During the harvest last fall, Ihnen tested two different single pass harvesting techniques for Poet. The first method connected Ihnen’s existing combine to a second piece of equipment called a cob caddy. The cob caddy took all the field waste coming out of the back of the combine and separated the cobs from the rest of the stover. “The machine had a fan that blew out the lighter materials and ended up catching the cobs,” he says. Since cobs are more than twice as dense as corn stalks, the equipment uses the bulk density differential between the materials to separate the cobs from the stalks, Stowers explains.
The second method employed a modified combine designed by John Deere that collected the corn and the cobs together. Separation of the grain from the cobs occurred in a second operation at the side of the field. Both methods enabled collection of the corn and cobs over Ihnen’s 4,000 acres without slowing down the harvest. “We hit all the harvest timelines,” Stowers says.
Probably the biggest lesson learned last year was that there are multiple feasible equipment options for collecting the cobs. “It is a matter of personal preference,” Ihnen says. Some bugs were discovered with the equipment and the manufacturers are making modifications. “This fall we are testing the equipment again,” he explains. “It is kind of exciting to think about this harvest and what we might be seeing out here in terms of equipment.”
COB STORAGE
Cobs collected during the harvest are stored at the farm in piles up to 30 feet high. The idea is to store them at the farm until they are needed at the biorefinery. On-farm storage in outdoor piles is viable, in part, because the high bulk density of the cobs causes them to degrade more slowly than other portions of the stover. Ihnen notes that it is not unusual to find cobs in a field two to three years after the field was harvested.

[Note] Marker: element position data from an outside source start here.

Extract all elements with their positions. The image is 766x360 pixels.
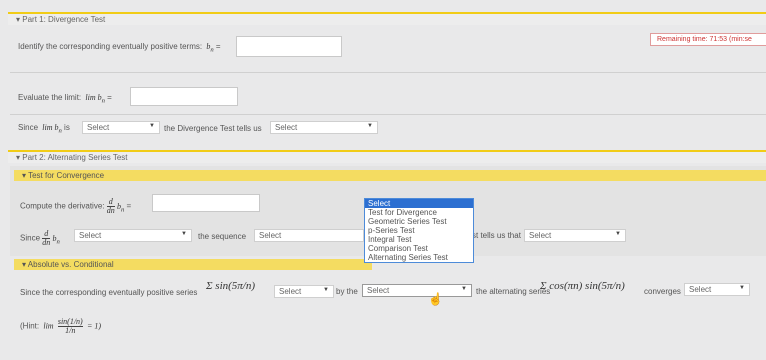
limit-input[interactable] xyxy=(130,87,238,106)
since-derivative-text: Since d dn bn xyxy=(20,229,60,247)
chevron-down-icon: ▼ xyxy=(323,287,329,293)
chevron-down-icon: ▼ xyxy=(615,231,621,237)
abs-title: Absolute vs. Conditional xyxy=(27,260,114,269)
part2-title: Part 2: Alternating Series Test xyxy=(22,153,128,162)
divider xyxy=(10,72,766,73)
test-dropdown-list[interactable]: Select Test for Divergence Geometric Ser… xyxy=(364,198,474,263)
mouse-cursor-icon: ☝ xyxy=(428,292,443,306)
q1-prompt: Identify the corresponding eventually po… xyxy=(18,42,221,54)
dropdown-option-divergence[interactable]: Test for Divergence xyxy=(365,208,473,217)
part2-header[interactable]: ▾ Part 2: Alternating Series Test xyxy=(8,150,766,163)
part1-header[interactable]: ▾ Part 1: Divergence Test xyxy=(8,12,766,25)
chevron-down-icon: ▼ xyxy=(149,123,155,129)
dropdown-option-p-series[interactable]: p-Series Test xyxy=(365,226,473,235)
chevron-down-icon: ▼ xyxy=(739,285,745,291)
test-title: Test for Convergence xyxy=(28,171,105,180)
dropdown-option-select[interactable]: Select xyxy=(365,199,473,208)
abs-prompt: Since the corresponding eventually posit… xyxy=(20,288,198,297)
chevron-down-icon: ▼ xyxy=(181,231,187,237)
hint-text: (Hint: lim sin(1/n) 1/n = 1) xyxy=(20,317,102,335)
test-name-select[interactable]: Select ▼ xyxy=(362,284,472,297)
dropdown-option-geometric[interactable]: Geometric Series Test xyxy=(365,217,473,226)
dropdown-option-alternating[interactable]: Alternating Series Test xyxy=(365,253,473,262)
compute-derivative-prompt: Compute the derivative: d dn bn = xyxy=(20,197,132,215)
sequence-text: the sequence xyxy=(198,232,247,241)
q3-select-2[interactable]: Select ▼ xyxy=(270,121,378,134)
series-sin-expression: Σ sin(5π/n) xyxy=(206,280,256,292)
absolute-vs-conditional-header[interactable]: ▾ Absolute vs. Conditional xyxy=(14,259,372,270)
converges-select[interactable]: Select ▼ xyxy=(684,283,750,296)
q3-prompt: Since lim bn is xyxy=(18,123,70,135)
by-the-text: by the xyxy=(336,287,358,296)
chevron-down-icon: ▼ xyxy=(461,286,467,292)
converges-text: converges xyxy=(644,287,681,296)
q3-select-1[interactable]: Select ▼ xyxy=(82,121,160,134)
tells-us-select[interactable]: Select ▼ xyxy=(524,229,626,242)
sequence-select[interactable]: Select xyxy=(254,229,364,242)
abs-series-select[interactable]: Select ▼ xyxy=(274,285,334,298)
since-select[interactable]: Select ▼ xyxy=(74,229,192,242)
collapse-icon[interactable]: ▾ xyxy=(22,171,26,180)
derivative-input[interactable] xyxy=(152,194,260,212)
dropdown-option-comparison[interactable]: Comparison Test xyxy=(365,244,473,253)
q1-answer-input[interactable] xyxy=(236,36,342,57)
dropdown-option-integral[interactable]: Integral Test xyxy=(365,235,473,244)
q2-prompt: Evaluate the limit: lim bn = xyxy=(18,93,112,105)
collapse-icon[interactable]: ▾ xyxy=(16,153,20,162)
collapse-icon[interactable]: ▾ xyxy=(22,260,26,269)
series-cos-expression: Σ cos(πn) sin(5π/n) xyxy=(540,280,625,292)
tells-us-text: st tells us that xyxy=(472,231,521,240)
q3-mid-text: the Divergence Test tells us xyxy=(164,124,262,133)
test-for-convergence-header[interactable]: ▾ Test for Convergence xyxy=(14,170,766,181)
collapse-icon[interactable]: ▾ xyxy=(16,15,20,24)
remaining-time: Remaining time: 71:53 (min:se xyxy=(650,33,766,46)
chevron-down-icon: ▼ xyxy=(367,123,373,129)
part1-title: Part 1: Divergence Test xyxy=(22,15,106,24)
divider xyxy=(10,114,766,115)
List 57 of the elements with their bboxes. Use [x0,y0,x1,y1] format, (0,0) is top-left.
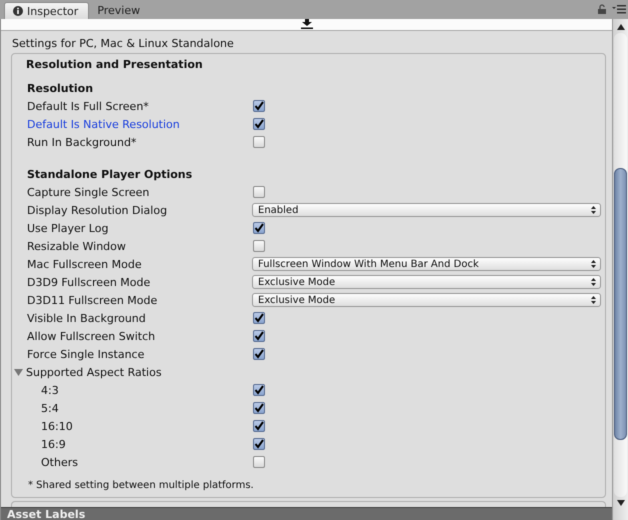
checkbox[interactable] [253,420,265,432]
foldout-arrow-icon[interactable] [14,368,23,376]
foldout-label[interactable]: Supported Aspect Ratios [26,366,162,378]
download-icon[interactable] [300,19,312,29]
setting-label: Resizable Window [26,240,127,252]
setting-label: Others [40,456,79,468]
section-title: Resolution and Presentation [26,57,204,73]
setting-label: Run In Background* [26,136,138,148]
checkbox[interactable] [253,222,265,234]
setting-label: Default Is Native Resolution [26,118,181,130]
checkbox[interactable] [253,186,265,198]
group-heading: Standalone Player Options [27,168,192,180]
checkbox[interactable] [253,348,265,360]
checkbox[interactable] [253,100,265,112]
checkbox[interactable] [253,402,265,414]
setting-label: Visible In Background [26,312,147,324]
lock-icon[interactable] [598,4,606,14]
checkbox[interactable] [253,456,265,468]
dropdown[interactable]: Fullscreen Window With Menu Bar And Dock [252,257,601,271]
tab[interactable]: Preview [89,2,170,19]
group-heading: Resolution [27,82,94,94]
checkbox[interactable] [253,330,265,342]
setting-label: Force Single Instance [26,348,146,360]
scroll-down-icon[interactable] [616,500,624,506]
checkbox[interactable] [253,312,265,324]
setting-label: Mac Fullscreen Mode [26,258,143,270]
menu-icon[interactable] [612,4,626,14]
info-icon [13,6,23,16]
setting-label: 16:9 [40,438,67,450]
checkbox[interactable] [253,118,265,130]
updown-icon [591,278,596,286]
setting-label: 4:3 [40,384,60,396]
setting-label: Capture Single Screen [26,186,150,198]
panel-header[interactable]: Asset Labels [1,507,612,520]
setting-label: D3D9 Fullscreen Mode [26,276,152,288]
updown-icon [591,260,596,268]
dropdown[interactable]: Enabled [252,203,601,217]
updown-icon [591,296,596,304]
inspector-title: Settings for PC, Mac & Linux Standalone [11,36,235,52]
scroll-up-icon[interactable] [616,24,624,30]
checkbox[interactable] [253,136,265,148]
setting-label: 5:4 [40,402,60,414]
setting-label: Allow Fullscreen Switch [26,330,156,342]
scrollbar[interactable] [612,19,628,520]
setting-label: Default Is Full Screen* [26,100,150,112]
setting-label: D3D11 Fullscreen Mode [26,294,158,306]
setting-label: Use Player Log [26,222,110,234]
checkbox[interactable] [253,384,265,396]
checkbox[interactable] [253,438,265,450]
updown-icon [591,206,596,214]
setting-label: Display Resolution Dialog [26,204,168,216]
setting-label: 16:10 [40,420,74,432]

Part of Poet’s testing of storage options is focused on how the cob piles survive the winter and the spring, and how the length of time the cobs are stored affects the ethanol yield, Stowers explains. “The results to date are encouraging, and we are pleasantly surprised to see the quality of the cobs that are still coming out of the piles, even today.”
Ihnen is sharing his experience harvesting cobs with other area farmers and expects to see more of his neighbors closely watching this year’s harvest. “A lot of our neighbors are investors and owners in Poet plants and are interested in how cobs can add to a plant’s profitability.”
Harvesting cobs promises to add revenue to a farm’s bottom line. Depending on yields, an acre of corn produces between 1,500 and 2,500 pounds of cobs, Ihnen says. Poet is still modeling what it will pay for the cobs but initial estimates peg the rate at $30 and $60 per ton, which would generate between $90,000 and $300,000 of additional income from 4,000 acres of corn.
For this year’s harvest Poet is expanding its testing to include farms in Iowa adjacent to the Emmetsburg plant and additional farms in South Dakota. Research and testing are also continuing on farm to plant logistics and processing steps required prior to applying pretreatment technologies to extract the sugars from the cellulose.
Back in Hurley, Ihnen is excited about the opportunity presented by harvesting cobs. “As corn farmers we know how to grow corn so the cob is already there,” he says. “You do not have to change crops and grow switchgrass or sorghum. If we can get cellulose from corn cobs, that is a real benefit to the Corn Belt.”